Diario y Radio Uchile

Año IX, 19 de octubre de 2017

Escritorio
Medio Ambiente

Los desafíos que tendrán las empresas ante la nueva Ley de Reciclaje

Rodrigo Barrera |Sábado 18 de marzo 2017 14:53 hrs.

10/05/2016. San Rafael de Heredia. Centro de Acopio Fernando Matamoros. Recorrido por el centro de acopio y el de manejo de residuos orgánicos de San Rafael de Heredia, que es manejado por la municipalidad de San Rafael. Fotografía Marcela Bertozzi

En junio de este año entrará en vigencia la Ley de Fomento al Reciclaje, conocida también como la Responsabilidad Extendida del Productor (REP). Organizaciones ecologistas y expertos analizan las claves para entender su impacto en el mercado chileno del reciclaje.

Claves: , , , , , , , , ,

La Ley de Fomento al Reciclaje promulgada por la Presidenta Michelle Bachelet en mayo de 2016, que será implementada en junio de este año, será un desafío importante para las empresas o importadores, quienes deberán hacerse cargo de los bienes producidos una vez que terminen su vida útil.

La normativa establece que una lista definida como productos “inservibles” -aceites lubricantes, aparatos electrónicos, baterías, pilas, revistas, diarios, envases, embalajes, medicamentos, neumáticos, vehículos y plaguicidas- deberán volver a las industrias donde fueron fabricados o a las bodegas donde comenzó su distribución.

Además de valorar la ley, la directora de Chile Sustentable, Sara Larraín, indicó que los precios de estos productos aumentarán, ya que las empresas no asumirán los costos, traspasándolos directamente al consumidor: “Ellos deben presentar un plan de recuperación, puede llevarlo adelante una empresa en particular o, por ejemplo, todas las empresas que importan neumáticos en conjunto pueden hacer un sistema de reciclaje, compañías que van a ponerle un sobrecosto de 300 pesos, mil o dos mil pesos con el objeto de que el mismo consumidor pague lo que significa el reciclaje”, detalló.

Sara Larraín valoró igualmente el rol que tendrán que jugar los actuales recicladores informales, que con la ley deberán ser normalizados y trabajarán en conjunto con los municipios, que a su vez contarán con un fondo económico exclusivo destinado a transporte de productos “inservibles”.

Para la directora de la Fundación Terram, Flavia Liberona, el punto de conflicto será la exportación de residuos por parte de empresas que buscarían de esta forma ahorrarse los costos del proceso.
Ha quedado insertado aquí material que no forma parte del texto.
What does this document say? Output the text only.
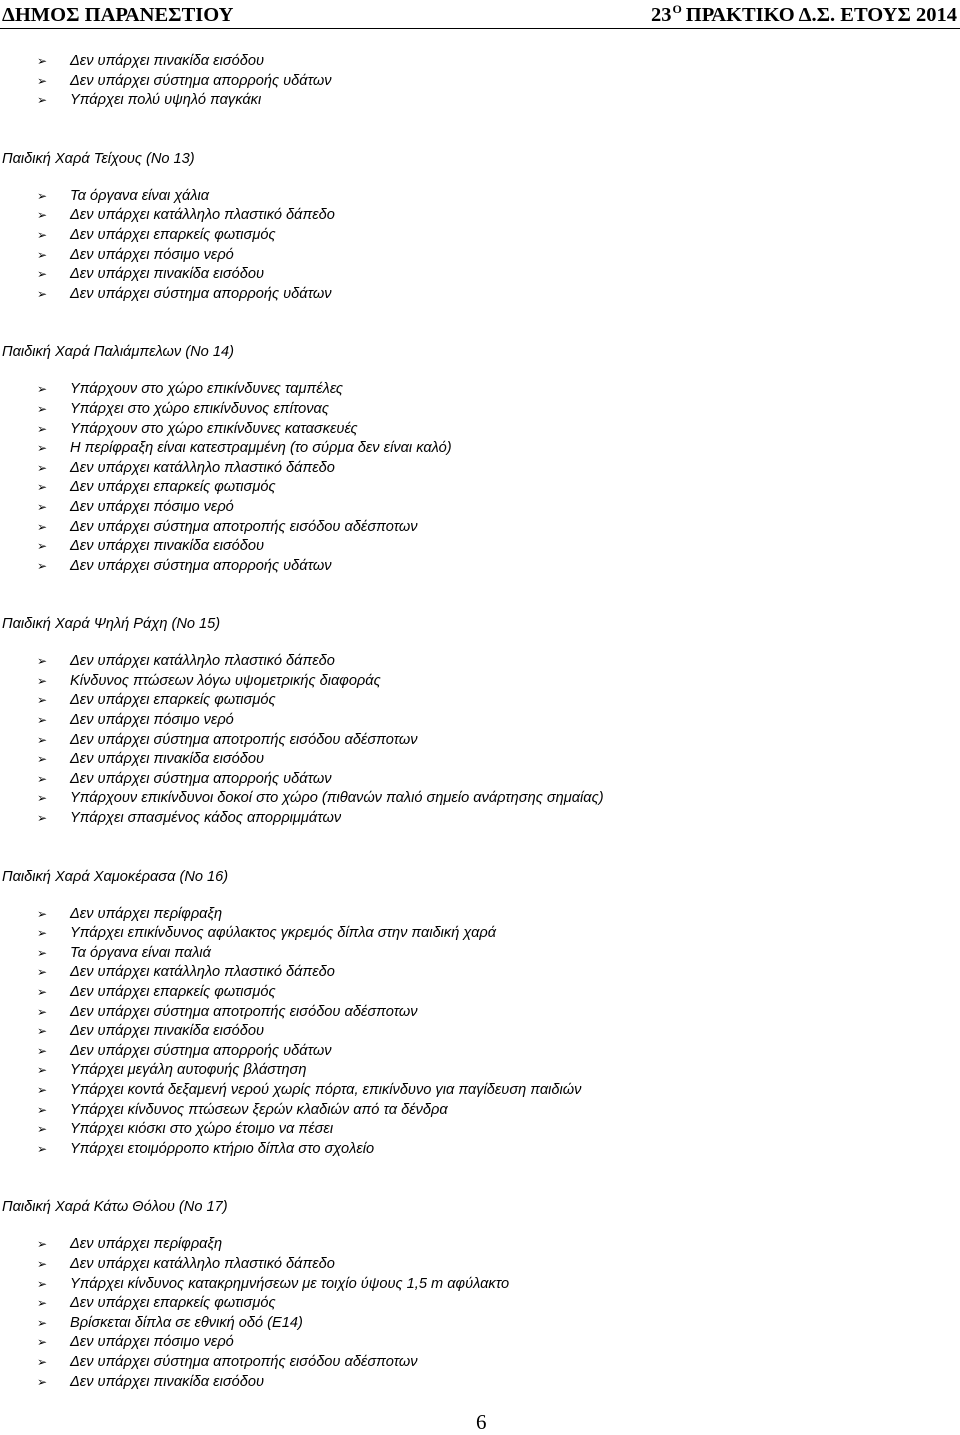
ΔΗΜΟΣ ΠΑΡΑΝΕΣΤΙΟΥ	$23^O$ ΠΡΑΚΤΙΚΟ Δ.Σ. ΕΤΟΥΣ 2014
➢ Δεν υπάρχει πινακίδα εισόδου
➢ Δεν υπάρχει σύστημα απορροής υδάτων
➢ Υπάρχει πολύ υψηλό παγκάκι
Παιδική Χαρά Τείχους (Νο 13)
➢ Τα όργανα είναι χάλια
➢ Δεν υπάρχει κατάλληλο πλαστικό δάπεδο
➢ Δεν υπάρχει επαρκείς φωτισμός
➢ Δεν υπάρχει πόσιμο νερό
➢ Δεν υπάρχει πινακίδα εισόδου
➢ Δεν υπάρχει σύστημα απορροής υδάτων
Παιδική Χαρά Παλιάμπελων (Νο 14)
➢ Υπάρχουν στο χώρο επικίνδυνες ταμπέλες
➢ Υπάρχει στο χώρο επικίνδυνος επίτονας
➢ Υπάρχουν στο χώρο επικίνδυνες κατασκευές
➢ Η περίφραξη είναι κατεστραμμένη (το σύρμα δεν είναι καλό)
➢ Δεν υπάρχει κατάλληλο πλαστικό δάπεδο
➢ Δεν υπάρχει επαρκείς φωτισμός
➢ Δεν υπάρχει πόσιμο νερό
➢ Δεν υπάρχει σύστημα αποτροπής εισόδου αδέσποτων
➢ Δεν υπάρχει πινακίδα εισόδου
➢ Δεν υπάρχει σύστημα απορροής υδάτων
Παιδική Χαρά Ψηλή Ράχη (Νο 15)
➢ Δεν υπάρχει κατάλληλο πλαστικό δάπεδο
➢ Κίνδυνος πτώσεων λόγω υψομετρικής διαφοράς
➢ Δεν υπάρχει επαρκείς φωτισμός
➢ Δεν υπάρχει πόσιμο νερό
➢ Δεν υπάρχει σύστημα αποτροπής εισόδου αδέσποτων
➢ Δεν υπάρχει πινακίδα εισόδου
➢ Δεν υπάρχει σύστημα απορροής υδάτων
➢ Υπάρχουν επικίνδυνοι δοκοί στο χώρο (πιθανών παλιό σημείο ανάρτησης σημαίας)
➢ Υπάρχει σπασμένος κάδος απορριμμάτων
Παιδική Χαρά Χαμοκέρασα (Νο 16)
➢ Δεν υπάρχει περίφραξη
➢ Υπάρχει επικίνδυνος αφύλακτος γκρεμός δίπλα στην παιδική χαρά
➢ Τα όργανα είναι παλιά
➢ Δεν υπάρχει κατάλληλο πλαστικό δάπεδο
➢ Δεν υπάρχει επαρκείς φωτισμός
➢ Δεν υπάρχει σύστημα αποτροπής εισόδου αδέσποτων
➢ Δεν υπάρχει πινακίδα εισόδου
➢ Δεν υπάρχει σύστημα απορροής υδάτων
➢ Υπάρχει μεγάλη αυτοφυής βλάστηση
➢ Υπάρχει κοντά δεξαμενή νερού χωρίς πόρτα, επικίνδυνο για παγίδευση παιδιών
➢ Υπάρχει κίνδυνος πτώσεων ξερών κλαδιών από τα δένδρα
➢ Υπάρχει κιόσκι στο χώρο έτοιμο να πέσει
➢ Υπάρχει ετοιμόρροπο κτήριο δίπλα στο σχολείο
Παιδική Χαρά Κάτω Θόλου (Νο 17)
➢ Δεν υπάρχει περίφραξη
➢ Δεν υπάρχει κατάλληλο πλαστικό δάπεδο
➢ Υπάρχει κίνδυνος κατακρημνήσεων με τοιχίο ύψους 1,5 m αφύλακτο
➢ Δεν υπάρχει επαρκείς φωτισμός
➢ Βρίσκεται δίπλα σε εθνική οδό (Ε14)
➢ Δεν υπάρχει πόσιμο νερό
➢ Δεν υπάρχει σύστημα αποτροπής εισόδου αδέσποτων
➢ Δεν υπάρχει πινακίδα εισόδου
6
En ese sentido, precisó que el caso más posible será el de las baterías en desuso, donde incluso se podrían violar acuerdos como el Convenio de Basilea: “Tiene que ver con el movimiento trasfronterizo de residuos peligrosos y eso nos puso en alerta, porque nosotros encontramos que este reglamento violaba el Convenio de Basilea, suscrito y ratificado por Chile”, subrayó.

La norma internacional, a la que Chile está adscrito mediante decreto del ministerio de Salud, señala que “se prohíbe el movimiento transfronterizo de baterías de plomo usadas desde Chile a terceros países, en tanto existan en el país instalaciones con capacidad para procesar estos residuos peligrosos”.

Según Raimundo Bordagorry, investigador del Centro de Energía de la Universidad Diego Portales, la implementación de la ley significará un avance, además de un negocio para empresas que se dedicarán exclusivamente a procesar desechos. Sin embargo, puso en duda la capacidad fiscalizadora del Estado para que las compañías cumplan con la tarea que los obliga la normativa: “La parte fiscalizadora es compleja y eso yo lo he visto durante los últimos 20 años en diferentes industrias, donde muchas se arriesgan a que no las revisen o pagan la multa, infracción que con la ley puede incluso incurrir en cierre temporal o definitivo de la empresa, así que es un desafío para las compañías en el país, sobre la base de un problema nacional, ya que no tenemos vertederos adecuados. En Santiago existe un colapso, los niveles de reciclaje de la población son muy bajos. Comparado a países con similar ingreso, estamos muy lejos de tener una solución al tema de los desechos”, sentenció.

Según cifras del ministerio de Medio Ambiente, en nuestro país se recicla menos del diez por ciento de los residuos domiciliarios y se producen cerca de 17 millones de toneladas de residuos cada año, de los cuales cerca de siete millones de toneladas corresponden a residuos domiciliarios. Esto implica que la tasa de generación de residuos es de poco más de un kilo diario por habitante, la que además crece cada año.